Jonny Godsmark

Personal information
- Date of birth: 3 September 1989 (age 36)
- Place of birth: Guide Post, England
- Position: Midfielder

Youth career
- 2006–2008: Newcastle United

Senior career*
- Years: Team / Apps / (Gls)
- 2008–2010: Newcastle United / 0 / (0)
- 2009–2010: → Hereford United (loan) / 8 / (1)
- 2010–2018: Ashington

= Jonny Godsmark =

English footballer

Jonathan Godsmark (born 3 September 1989) is an English retired footballer.

==Career==
Godsmark started his career with Newcastle United and made his reserve team debut in Northumberland Senior Cup against Walker on 16 October 2006, and then scored his first reserve goal after coming on as a substitute in the Premier Reserve League fixture at Wigan Athletic on 24 January 2007. He struck two goals for the second string in 2006/07. Slight of build, Godsmark made an impact with his skillful ball-playing as a wing man and he was nicknamed "Guide Post-born Speed Demon" by the Geordie media.
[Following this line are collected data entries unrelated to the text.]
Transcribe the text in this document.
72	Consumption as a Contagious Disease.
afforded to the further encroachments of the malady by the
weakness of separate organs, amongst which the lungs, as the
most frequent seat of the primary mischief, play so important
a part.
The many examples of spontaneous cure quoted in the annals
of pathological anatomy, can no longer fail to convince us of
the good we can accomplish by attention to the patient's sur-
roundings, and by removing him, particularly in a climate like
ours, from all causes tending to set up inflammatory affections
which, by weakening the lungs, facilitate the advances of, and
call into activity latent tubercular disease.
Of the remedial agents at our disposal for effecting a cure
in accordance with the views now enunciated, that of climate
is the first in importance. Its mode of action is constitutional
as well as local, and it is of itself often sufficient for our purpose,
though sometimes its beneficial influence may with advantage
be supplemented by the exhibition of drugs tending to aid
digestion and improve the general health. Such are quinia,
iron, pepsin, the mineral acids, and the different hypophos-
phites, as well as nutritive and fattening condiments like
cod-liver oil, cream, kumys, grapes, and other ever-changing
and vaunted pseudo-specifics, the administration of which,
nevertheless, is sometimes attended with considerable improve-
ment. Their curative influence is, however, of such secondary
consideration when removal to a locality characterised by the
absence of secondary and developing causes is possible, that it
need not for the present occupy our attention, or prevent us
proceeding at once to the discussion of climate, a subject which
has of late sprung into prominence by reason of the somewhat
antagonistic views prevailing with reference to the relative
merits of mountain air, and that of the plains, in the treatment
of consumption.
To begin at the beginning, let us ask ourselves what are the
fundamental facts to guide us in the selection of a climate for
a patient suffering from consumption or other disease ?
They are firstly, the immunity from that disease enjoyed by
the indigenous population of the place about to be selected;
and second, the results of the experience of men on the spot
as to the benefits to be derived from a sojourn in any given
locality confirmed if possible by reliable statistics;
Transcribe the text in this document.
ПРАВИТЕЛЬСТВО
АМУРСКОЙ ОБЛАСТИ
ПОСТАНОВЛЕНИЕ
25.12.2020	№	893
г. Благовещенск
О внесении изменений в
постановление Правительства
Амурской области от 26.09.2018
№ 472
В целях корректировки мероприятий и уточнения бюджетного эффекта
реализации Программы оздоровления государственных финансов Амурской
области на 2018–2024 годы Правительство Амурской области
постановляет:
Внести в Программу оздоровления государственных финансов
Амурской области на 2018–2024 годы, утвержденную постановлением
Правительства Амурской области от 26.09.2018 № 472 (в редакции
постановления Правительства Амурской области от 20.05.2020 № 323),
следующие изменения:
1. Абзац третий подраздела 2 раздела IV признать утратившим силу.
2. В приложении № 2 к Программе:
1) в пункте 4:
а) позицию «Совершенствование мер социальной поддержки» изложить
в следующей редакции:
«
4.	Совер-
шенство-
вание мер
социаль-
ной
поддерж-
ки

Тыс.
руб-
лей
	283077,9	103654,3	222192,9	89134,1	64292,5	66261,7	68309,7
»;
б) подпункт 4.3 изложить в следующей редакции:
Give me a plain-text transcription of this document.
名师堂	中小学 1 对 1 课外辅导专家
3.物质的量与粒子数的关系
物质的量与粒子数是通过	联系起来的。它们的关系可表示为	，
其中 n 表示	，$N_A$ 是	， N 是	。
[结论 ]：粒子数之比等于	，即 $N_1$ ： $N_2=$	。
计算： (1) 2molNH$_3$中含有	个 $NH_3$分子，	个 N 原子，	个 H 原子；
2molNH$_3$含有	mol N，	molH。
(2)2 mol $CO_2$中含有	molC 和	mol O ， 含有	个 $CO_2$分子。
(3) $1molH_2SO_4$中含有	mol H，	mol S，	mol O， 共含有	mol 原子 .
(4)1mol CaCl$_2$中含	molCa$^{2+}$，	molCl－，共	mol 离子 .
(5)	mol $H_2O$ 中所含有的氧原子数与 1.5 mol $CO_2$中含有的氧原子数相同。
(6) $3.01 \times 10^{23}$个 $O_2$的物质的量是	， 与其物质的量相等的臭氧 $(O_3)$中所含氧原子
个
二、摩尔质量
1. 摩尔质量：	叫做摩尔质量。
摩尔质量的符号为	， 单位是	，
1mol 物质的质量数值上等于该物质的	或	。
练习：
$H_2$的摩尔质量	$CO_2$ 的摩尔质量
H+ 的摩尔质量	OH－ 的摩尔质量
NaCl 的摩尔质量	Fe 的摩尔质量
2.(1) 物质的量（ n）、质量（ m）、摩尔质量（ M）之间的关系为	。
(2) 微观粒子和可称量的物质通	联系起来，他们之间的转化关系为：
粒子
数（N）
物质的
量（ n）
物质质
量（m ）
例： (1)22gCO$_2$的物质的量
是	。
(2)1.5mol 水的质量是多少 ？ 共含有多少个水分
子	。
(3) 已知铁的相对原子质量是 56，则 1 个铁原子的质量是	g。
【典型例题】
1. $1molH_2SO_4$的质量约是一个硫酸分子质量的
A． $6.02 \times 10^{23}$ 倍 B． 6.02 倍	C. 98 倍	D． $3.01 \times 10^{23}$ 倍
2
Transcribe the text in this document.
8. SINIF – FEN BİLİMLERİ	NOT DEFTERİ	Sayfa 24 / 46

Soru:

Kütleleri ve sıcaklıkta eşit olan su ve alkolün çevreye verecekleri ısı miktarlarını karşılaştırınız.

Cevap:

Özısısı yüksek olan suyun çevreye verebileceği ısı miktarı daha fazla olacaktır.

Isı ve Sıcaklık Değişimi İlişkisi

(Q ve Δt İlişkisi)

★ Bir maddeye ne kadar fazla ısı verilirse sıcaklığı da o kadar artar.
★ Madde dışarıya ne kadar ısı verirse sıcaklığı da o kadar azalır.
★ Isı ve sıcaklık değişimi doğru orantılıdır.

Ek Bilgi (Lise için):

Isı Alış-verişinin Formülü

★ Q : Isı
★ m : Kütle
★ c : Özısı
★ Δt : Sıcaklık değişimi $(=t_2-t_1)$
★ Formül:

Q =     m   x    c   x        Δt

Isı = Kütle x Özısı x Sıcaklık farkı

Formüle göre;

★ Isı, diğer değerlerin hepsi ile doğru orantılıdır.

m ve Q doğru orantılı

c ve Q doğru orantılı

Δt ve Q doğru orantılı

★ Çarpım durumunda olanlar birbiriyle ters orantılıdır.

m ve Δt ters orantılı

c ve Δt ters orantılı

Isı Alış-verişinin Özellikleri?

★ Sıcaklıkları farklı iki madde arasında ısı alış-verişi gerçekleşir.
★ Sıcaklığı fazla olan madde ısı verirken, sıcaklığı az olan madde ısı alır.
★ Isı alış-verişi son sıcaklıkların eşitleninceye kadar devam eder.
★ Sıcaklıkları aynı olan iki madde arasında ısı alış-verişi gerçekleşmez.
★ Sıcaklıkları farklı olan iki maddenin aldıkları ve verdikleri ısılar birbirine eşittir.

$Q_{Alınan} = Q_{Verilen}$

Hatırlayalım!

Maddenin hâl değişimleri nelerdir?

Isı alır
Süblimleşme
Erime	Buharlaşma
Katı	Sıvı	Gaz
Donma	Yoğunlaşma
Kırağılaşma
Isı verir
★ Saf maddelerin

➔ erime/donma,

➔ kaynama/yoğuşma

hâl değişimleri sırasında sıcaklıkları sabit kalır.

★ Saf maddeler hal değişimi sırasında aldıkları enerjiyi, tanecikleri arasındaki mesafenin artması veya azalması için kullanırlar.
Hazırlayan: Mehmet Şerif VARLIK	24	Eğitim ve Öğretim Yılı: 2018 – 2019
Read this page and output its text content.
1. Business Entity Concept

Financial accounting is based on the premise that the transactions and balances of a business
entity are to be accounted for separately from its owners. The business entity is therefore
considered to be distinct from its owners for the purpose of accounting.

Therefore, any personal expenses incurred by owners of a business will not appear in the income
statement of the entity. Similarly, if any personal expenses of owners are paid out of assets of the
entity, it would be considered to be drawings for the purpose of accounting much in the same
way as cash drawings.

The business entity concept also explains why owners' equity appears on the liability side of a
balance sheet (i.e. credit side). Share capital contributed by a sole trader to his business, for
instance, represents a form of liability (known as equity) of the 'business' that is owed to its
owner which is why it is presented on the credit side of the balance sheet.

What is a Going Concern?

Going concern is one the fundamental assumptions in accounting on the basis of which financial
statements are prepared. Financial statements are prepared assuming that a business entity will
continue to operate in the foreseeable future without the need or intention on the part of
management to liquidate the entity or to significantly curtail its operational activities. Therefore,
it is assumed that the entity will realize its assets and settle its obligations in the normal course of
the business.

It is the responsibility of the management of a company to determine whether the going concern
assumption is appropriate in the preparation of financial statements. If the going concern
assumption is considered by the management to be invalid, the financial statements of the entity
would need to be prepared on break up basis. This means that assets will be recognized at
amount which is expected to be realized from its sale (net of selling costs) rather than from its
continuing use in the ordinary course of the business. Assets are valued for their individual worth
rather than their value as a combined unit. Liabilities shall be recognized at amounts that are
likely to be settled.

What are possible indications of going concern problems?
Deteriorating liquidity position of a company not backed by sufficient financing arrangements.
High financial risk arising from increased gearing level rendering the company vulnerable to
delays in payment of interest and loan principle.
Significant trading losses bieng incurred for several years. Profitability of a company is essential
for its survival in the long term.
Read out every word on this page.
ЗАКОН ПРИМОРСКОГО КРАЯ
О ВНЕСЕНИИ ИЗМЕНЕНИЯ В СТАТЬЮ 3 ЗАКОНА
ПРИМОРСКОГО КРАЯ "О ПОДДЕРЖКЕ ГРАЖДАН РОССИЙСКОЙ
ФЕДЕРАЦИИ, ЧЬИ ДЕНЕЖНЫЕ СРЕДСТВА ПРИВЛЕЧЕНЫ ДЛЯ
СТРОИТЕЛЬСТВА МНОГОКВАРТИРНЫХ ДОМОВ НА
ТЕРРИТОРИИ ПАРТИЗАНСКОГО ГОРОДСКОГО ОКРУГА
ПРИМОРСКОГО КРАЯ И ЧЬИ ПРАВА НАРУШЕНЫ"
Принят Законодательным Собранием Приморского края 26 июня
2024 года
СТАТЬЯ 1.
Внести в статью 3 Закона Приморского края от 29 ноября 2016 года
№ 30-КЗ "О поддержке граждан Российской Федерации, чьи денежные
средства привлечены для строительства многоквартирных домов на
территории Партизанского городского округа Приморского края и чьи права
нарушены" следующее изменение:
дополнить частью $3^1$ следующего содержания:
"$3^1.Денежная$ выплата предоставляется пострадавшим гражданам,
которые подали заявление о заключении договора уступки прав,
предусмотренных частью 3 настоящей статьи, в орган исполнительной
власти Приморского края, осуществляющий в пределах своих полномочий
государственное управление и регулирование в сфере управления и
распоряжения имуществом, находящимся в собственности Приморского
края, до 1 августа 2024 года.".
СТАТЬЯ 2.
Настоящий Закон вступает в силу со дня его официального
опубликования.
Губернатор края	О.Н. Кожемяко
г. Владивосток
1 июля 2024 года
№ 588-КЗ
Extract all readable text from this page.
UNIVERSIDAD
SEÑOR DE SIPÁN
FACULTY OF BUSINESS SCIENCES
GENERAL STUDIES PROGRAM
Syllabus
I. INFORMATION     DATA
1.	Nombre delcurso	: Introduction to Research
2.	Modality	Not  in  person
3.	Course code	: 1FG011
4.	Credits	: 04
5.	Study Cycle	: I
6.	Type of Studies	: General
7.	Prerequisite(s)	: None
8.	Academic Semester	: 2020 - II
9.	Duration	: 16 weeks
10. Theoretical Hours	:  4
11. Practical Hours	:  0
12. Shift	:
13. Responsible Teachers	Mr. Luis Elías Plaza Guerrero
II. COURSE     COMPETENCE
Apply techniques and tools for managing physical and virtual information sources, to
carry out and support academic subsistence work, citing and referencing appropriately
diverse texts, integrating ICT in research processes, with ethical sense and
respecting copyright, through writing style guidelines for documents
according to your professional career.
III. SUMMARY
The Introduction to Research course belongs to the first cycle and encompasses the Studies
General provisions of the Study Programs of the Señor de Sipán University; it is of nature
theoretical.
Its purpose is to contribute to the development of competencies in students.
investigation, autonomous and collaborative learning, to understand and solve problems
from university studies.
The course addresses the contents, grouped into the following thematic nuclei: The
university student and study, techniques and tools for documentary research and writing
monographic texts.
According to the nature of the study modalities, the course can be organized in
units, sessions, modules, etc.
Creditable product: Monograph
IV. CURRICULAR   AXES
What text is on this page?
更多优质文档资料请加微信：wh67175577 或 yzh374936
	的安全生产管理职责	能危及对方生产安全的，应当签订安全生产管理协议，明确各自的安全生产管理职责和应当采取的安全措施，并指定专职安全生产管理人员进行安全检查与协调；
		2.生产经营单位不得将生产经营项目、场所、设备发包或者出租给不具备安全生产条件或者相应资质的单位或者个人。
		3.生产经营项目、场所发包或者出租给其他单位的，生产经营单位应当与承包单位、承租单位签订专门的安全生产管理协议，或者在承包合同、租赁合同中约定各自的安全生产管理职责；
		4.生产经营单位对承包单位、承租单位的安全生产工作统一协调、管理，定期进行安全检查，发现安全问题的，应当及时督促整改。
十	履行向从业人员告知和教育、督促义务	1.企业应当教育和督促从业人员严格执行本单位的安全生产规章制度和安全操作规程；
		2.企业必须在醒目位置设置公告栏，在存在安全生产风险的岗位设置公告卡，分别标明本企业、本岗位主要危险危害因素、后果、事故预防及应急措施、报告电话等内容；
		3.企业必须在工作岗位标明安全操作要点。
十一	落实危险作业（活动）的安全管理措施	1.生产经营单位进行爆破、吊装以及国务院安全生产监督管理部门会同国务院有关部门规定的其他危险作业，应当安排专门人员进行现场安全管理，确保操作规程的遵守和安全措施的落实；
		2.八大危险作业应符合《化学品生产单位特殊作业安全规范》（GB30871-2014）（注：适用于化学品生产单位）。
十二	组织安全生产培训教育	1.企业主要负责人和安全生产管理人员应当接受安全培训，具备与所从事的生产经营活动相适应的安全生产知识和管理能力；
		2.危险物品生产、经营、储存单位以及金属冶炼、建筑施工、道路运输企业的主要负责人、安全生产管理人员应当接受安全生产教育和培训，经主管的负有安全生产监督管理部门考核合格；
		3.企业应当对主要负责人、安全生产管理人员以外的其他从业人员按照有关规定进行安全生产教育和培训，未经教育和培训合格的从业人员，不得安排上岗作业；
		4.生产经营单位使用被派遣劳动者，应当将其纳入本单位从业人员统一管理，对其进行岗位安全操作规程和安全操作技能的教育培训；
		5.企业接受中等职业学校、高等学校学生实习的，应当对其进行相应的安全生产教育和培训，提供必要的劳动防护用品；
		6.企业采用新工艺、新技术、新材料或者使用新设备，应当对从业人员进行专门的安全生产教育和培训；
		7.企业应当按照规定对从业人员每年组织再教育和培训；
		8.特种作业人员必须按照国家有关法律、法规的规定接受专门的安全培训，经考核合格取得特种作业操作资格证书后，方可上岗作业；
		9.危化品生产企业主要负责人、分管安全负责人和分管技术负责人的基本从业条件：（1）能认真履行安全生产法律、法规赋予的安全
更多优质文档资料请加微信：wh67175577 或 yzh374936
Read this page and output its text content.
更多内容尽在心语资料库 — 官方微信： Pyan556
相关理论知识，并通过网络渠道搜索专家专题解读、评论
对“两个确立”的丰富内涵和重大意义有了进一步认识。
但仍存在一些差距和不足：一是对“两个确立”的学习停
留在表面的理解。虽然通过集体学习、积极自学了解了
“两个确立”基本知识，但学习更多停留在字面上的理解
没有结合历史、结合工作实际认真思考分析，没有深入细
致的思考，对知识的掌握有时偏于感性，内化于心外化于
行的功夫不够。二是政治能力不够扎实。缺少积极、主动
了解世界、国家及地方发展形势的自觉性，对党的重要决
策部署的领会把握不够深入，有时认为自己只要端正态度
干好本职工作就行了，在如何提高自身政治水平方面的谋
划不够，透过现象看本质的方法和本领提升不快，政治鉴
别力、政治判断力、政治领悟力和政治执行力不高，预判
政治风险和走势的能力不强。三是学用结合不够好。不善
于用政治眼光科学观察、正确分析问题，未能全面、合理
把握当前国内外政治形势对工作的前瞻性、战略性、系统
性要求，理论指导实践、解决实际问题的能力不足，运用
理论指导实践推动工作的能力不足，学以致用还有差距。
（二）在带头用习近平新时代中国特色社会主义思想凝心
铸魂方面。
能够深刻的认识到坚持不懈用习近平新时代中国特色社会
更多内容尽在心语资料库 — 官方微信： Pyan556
He made his first senior appearance as a substitute for Newcastle in the 0–1 away friendly defeat at Hull City on 1 August 2007 and signed a professional contract in 2008.

On 6 August 2009 it was confirmed that he would be going on loan to Hereford United on a six-month loan deal.
He made his Football League debut for Hereford United against Morecambe in August 2009. He scored his first goal for Hereford in extra time of a League Cup tie against Charlton Athletic, a goal which proved to be the winner. He then went on to score the equaliser in the next match, against Cheltenham Town which ended 1–1. Godsmark was released by Newcastle at the end of the 2009–10 season and has signed for his local club Ashington.